There are times when you will want to create a sequence in your email provider. A Welcome sequence is the most obvious time, but not the only time.
If you want to create a challenge of any type, then a sequence is perfect. Perhaps a customer purchases a particular product and you want to follow up with similar products, or instructions on using that product. Then you would set up a sequence that are auto delivered by email based on a tag.
First, let’s set up the sequence and see what information we will need to get started.
Create the Sequence
Once you log in, at the top bar, click “send”, then select sequence.
At the top of the bar, you will click New Sequence
You will then give it a name. I use the name of the product, resource or lead magnet to keep things simple. Don’t worry about choosing a name, you can always change it later.
Then you will compose as many emails as you want and set up how often the emails are sent.
If you are doing a 7 day challenge, you want want a total of 9 emails in sequences. The first email is to confirm the sign up, and explain what participants should expect from the challenge, how often they will receive emails and if they need any supplies or tools.
The 7 emails are tips each day in the challenge theme and the final email (the 9th email) is a summary or what has been learned.
That last email could also include the next steps to take, refer participants to other resources or tools or ask for feedback. In general, you will have 2 extra emails. . The first is an introduction, the last is a conclusion.
I suggest that once you have composed your emails, you send a test email to yourself to check how it looks, and that it is delivered based on the tags.
Once you are happy with the emails, hit publish. In the sidebar, you can add as many emails that you want and rearrange emails as needed.
When you are writing the emails, you will select when the emails are sent. You can set it up for participants to receive the emails every day (1 day after last email sent) or any configuration of sending emails. Perhaps you want to set up the emails to send every week.
Once you have your emails finished, click on settings to set up the email settings. You will also have to decide if people participating will “exit” the sequence after the last email, be able to start the sequence again, can go back and view other emails, etc.
In settings you will also set up the time that emails are sent each day they are delivered. Need more info on creating Forms?
You add subscribers using a landing page or form. Once the form is created you can share that form in your emails, website or through social media.
Create that form just as you would any other form. If you need help creating a form, then check out the previous blog post: A Beginners Guide to Convertkit Forms. If you are ready for other uses for Sequences, check out the post Automated Email Sequences.

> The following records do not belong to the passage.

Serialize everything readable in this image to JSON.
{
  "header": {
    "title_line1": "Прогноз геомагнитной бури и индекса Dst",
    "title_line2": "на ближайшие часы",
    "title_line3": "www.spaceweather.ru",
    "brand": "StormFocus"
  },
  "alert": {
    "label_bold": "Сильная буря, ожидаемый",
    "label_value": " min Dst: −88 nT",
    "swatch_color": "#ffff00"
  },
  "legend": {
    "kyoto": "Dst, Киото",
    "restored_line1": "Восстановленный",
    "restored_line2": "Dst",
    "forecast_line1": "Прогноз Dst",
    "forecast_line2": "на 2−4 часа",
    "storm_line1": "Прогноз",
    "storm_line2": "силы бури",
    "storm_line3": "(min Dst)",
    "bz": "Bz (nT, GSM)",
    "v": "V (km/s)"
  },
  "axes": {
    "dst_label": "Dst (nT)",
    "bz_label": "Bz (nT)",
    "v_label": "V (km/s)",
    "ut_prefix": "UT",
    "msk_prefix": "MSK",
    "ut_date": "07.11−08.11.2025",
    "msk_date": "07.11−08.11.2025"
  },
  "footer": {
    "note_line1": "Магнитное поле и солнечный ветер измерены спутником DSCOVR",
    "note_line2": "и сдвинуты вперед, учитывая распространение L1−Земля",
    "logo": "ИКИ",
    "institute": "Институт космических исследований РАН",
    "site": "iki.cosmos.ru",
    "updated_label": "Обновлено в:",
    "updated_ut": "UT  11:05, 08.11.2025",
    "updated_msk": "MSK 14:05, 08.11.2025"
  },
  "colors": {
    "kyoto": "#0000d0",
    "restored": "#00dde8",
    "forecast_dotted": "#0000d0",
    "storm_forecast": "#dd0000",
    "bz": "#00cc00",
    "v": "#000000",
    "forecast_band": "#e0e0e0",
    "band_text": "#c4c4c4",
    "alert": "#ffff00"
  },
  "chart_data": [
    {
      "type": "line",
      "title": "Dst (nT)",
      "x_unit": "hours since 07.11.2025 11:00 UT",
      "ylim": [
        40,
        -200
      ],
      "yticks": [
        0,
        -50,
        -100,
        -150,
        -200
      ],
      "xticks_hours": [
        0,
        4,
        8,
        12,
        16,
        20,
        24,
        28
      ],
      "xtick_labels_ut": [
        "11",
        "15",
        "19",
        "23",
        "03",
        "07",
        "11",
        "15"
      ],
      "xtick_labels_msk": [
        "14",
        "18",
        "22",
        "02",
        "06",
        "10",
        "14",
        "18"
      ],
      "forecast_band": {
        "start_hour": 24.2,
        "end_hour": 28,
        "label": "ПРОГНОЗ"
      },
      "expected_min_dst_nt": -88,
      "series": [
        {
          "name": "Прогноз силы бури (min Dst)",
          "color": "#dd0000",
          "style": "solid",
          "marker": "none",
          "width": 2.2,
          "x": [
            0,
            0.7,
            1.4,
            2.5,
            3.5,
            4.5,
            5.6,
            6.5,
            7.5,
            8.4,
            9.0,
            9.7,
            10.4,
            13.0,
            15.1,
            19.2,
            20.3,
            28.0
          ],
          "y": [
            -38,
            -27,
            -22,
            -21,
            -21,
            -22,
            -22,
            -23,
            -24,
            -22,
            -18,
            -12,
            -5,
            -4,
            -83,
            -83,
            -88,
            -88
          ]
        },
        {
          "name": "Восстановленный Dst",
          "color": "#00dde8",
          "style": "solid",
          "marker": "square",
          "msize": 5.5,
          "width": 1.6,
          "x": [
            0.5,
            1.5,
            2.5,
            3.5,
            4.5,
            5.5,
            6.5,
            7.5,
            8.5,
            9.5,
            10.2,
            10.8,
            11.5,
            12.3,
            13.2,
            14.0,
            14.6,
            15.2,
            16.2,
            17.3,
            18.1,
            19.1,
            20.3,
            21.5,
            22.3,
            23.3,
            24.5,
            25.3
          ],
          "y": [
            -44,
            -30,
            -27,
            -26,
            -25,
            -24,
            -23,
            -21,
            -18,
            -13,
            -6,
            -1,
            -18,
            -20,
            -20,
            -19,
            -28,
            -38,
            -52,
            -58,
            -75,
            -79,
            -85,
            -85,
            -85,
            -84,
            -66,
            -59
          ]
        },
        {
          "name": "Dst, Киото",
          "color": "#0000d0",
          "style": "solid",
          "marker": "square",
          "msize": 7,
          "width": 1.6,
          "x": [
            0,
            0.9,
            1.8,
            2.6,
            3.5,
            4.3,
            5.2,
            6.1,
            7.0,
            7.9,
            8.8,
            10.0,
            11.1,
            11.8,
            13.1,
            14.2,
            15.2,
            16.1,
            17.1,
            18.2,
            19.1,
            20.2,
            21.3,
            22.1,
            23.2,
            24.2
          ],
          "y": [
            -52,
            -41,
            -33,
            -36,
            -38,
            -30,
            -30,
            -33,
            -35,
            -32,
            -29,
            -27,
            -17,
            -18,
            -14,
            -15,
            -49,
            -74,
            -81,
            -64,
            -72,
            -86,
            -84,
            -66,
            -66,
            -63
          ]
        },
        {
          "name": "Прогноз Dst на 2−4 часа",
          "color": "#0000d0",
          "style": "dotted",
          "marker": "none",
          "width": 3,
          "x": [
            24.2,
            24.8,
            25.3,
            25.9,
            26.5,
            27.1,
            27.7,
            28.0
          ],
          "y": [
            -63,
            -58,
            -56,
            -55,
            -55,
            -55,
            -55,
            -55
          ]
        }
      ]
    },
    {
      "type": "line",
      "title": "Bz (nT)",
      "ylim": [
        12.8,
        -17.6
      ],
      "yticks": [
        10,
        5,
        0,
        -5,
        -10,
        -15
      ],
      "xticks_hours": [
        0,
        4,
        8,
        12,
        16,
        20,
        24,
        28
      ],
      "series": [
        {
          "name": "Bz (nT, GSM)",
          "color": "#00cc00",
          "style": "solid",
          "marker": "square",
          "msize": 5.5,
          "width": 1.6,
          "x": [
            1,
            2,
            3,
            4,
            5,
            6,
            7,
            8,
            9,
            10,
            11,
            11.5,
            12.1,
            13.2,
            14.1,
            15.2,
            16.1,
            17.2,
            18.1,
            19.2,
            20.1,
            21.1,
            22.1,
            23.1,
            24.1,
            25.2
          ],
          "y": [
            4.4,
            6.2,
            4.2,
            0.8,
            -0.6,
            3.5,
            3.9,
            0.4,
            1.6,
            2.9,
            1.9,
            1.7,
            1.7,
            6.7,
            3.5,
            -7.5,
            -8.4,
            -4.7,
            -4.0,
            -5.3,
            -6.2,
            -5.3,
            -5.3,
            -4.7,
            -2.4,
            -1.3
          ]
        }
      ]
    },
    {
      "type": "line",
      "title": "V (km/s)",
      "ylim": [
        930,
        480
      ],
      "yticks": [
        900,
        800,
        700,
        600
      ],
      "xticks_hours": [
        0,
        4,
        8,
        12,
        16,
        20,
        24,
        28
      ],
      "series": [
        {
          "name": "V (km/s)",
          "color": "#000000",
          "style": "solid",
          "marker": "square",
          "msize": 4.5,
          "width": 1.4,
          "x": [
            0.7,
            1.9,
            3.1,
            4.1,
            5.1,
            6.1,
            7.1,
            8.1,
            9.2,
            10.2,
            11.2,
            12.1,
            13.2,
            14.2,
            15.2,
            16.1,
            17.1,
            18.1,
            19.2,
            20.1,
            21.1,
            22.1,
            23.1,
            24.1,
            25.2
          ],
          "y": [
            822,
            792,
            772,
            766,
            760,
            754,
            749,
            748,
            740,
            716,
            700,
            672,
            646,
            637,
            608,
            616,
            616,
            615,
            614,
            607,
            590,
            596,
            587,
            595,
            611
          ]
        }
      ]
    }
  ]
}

Then add the form to a visual automation.
At the top of the bar, select Automate and then view all the choices you have. There are premade automations to invite subscribers to podcasts, newsletters, social media and webinars.
Create and “empty automation” to start fresh. You will need to have created the form already and then select the form or landing page in the drop down box.
I named my form “practice challenge” and selected it. Then you will click add event.
This will set up the automation and in order to include your email sequence, you will click on the plus sign (+) to add an action. The action will then add in this case an email sequence.
Other Uses for Sequences
A couple of popular uses for email automations are to welcome new subscribers and to have a challenge but there are other uses for this.
Do you have cold subscribers? Email subscribers who have not opened your emails in a while? Setting up a series of emails to revive your email list is another perfect use of this type of email automation.
You can also create an email automation that introduces new products, teaches customers some tips about a particular software or repurpose products that have been sold.